Extended drinking hours have given highstreet pubs a substantial trading boost and clubland has felt the draught in a big way.

Drinkers are staying longer in town and city pubs and many are giving clubs and discos a wide berth. Those who still patronise these late-night venues are arriving later and spending less.

As a result, a number of smaller club operators are already throwing in the towel and putting their businesses on the market citing declining sales and profitability.

Pubs set to gain afresh

The new Licensing Act, now approaching its first anniversary, has divided the town and city late-night landscape into two distinct camps. On the one hand rejuvenated highstreet pubs are revelling in their new-found popularity and conjuring up new ways of persuading customers to stay on their premises into the early hours. Across the divide, clubs, whose traditional attraction has historically been the ability to offer late opening, have so far failed to find an effective answer to this new challenge.

Next summer further upheaval is threatened by the smoking ban, which may spell more problems for the club and disco

industry.

Few nightclubs are able to develop outside areas into smoking stations or patios. A good many pubs, on the other hand, have exterior space and this ability to attract smoking customers may just be a further ace up their sleeves.

Property agents agree that the new licensing scenario has dealt the club industry a poor hand and only the big players, such as Luminar and those in niche markets, currently have the ability to compete.

Extra overheads hit clubs

Tim Martin, associate at licensed property specialists Fleurets, believes clubs have it

all to do if they want to retain their market share.

"The new Act and the impending smoking ban, will have a continuing impact on trade, particularly in town and city venues.

"One of the other real down sides has been the increase in running costs associated with extra hours."

These costs - including greater staff wages and heightened heating and lighting fees - have hit nightclub finances hard and in few cases has the extra trade balanced out or exceeded these new overheads.

"In most cases the key will always be the ability of the operator to maximise the potential of a venue while controlling expenditure to cope with the changes in the landscape," he explained.

Stuart Parsons from Fleurets' Bristol office says recent months have seen a rising number of mid-market bars and smaller nightclubs come onto the market with the suggestion that the reason has been dipping sales and declining profits.
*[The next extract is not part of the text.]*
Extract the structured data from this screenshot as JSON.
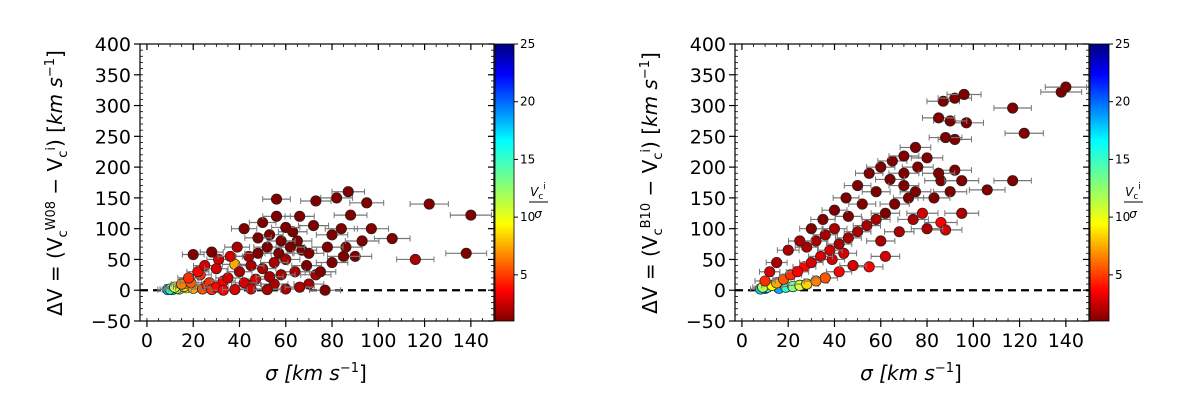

"The nightclub market has always had the reputation of being fickle, with the smaller individual operations being particularly affected by the opening of new competition and refurbishment of outlets," he says.

"Extended trading hours has not resulted in customers spending more money in clubs and bars.

"Similar sums are being spent, but the

pattern has changed - with town-centre

customers coming out later, but instead of needing to visit a club for a late drink, they now have far more choice.

"Pubs and bars have maintained sales but smaller clubs have experienced declining sales and profitability.

"Logic dictates this must result in a decline in property values but only time will tell."

wellstead: Further Market consolidation still to come

Christie+Co national public houses and restaurants director Colin Wellstead agrees that the new licensing regulations have affected trade in the nightclub sector.

But he argues that this was already starting to happen through the 1990s with the opening of new-style chameleon bars which had the ability to change their

trading format according to the time of day or night.

As more and more outlets acquired drinking extensions to midnight and

then 1am, clubgoers felt no pressure to exit these outlets at 11pm simply to obtain late drinking at traditional "black box" nightclubs.

Consolidation in the high street, evident through the late 1990s, will continue, he predicts, as the effects of longer drinking hours and the smoking ban drives a change in drinking and leisure patterns.

"We have seen the demise of a number of operators over the past few years with the major players now being Laurel, which sold its mainstream pubs to Greene King, and acquired Yates's and the majority of the

SFI units," said Wellstead.

"It is reported to have a number of properties on the market although the majority of these appear to be over-rented and under-trading.

"There are a significant number of units of this nature on the market from a variety of sources and they are proving very difficult for most agents to sell and some are literally unsaleable."

Niche product operators however have survived, with firms such as Inventive Leisure and its Revolution Vodka Bars selectively expanding.

Another niche player on the regional stage is Apres Bars, which trade around the West Midlands. Wellstead believes this is a company to watch for in the future.

"Town and city bars have obviously benefited from the changes in the licensing laws, but now have to face the potential from the impact of the smoking ban," he added.

"Some have already devised a smoking solution but those who do not address the issue could see trade damaged."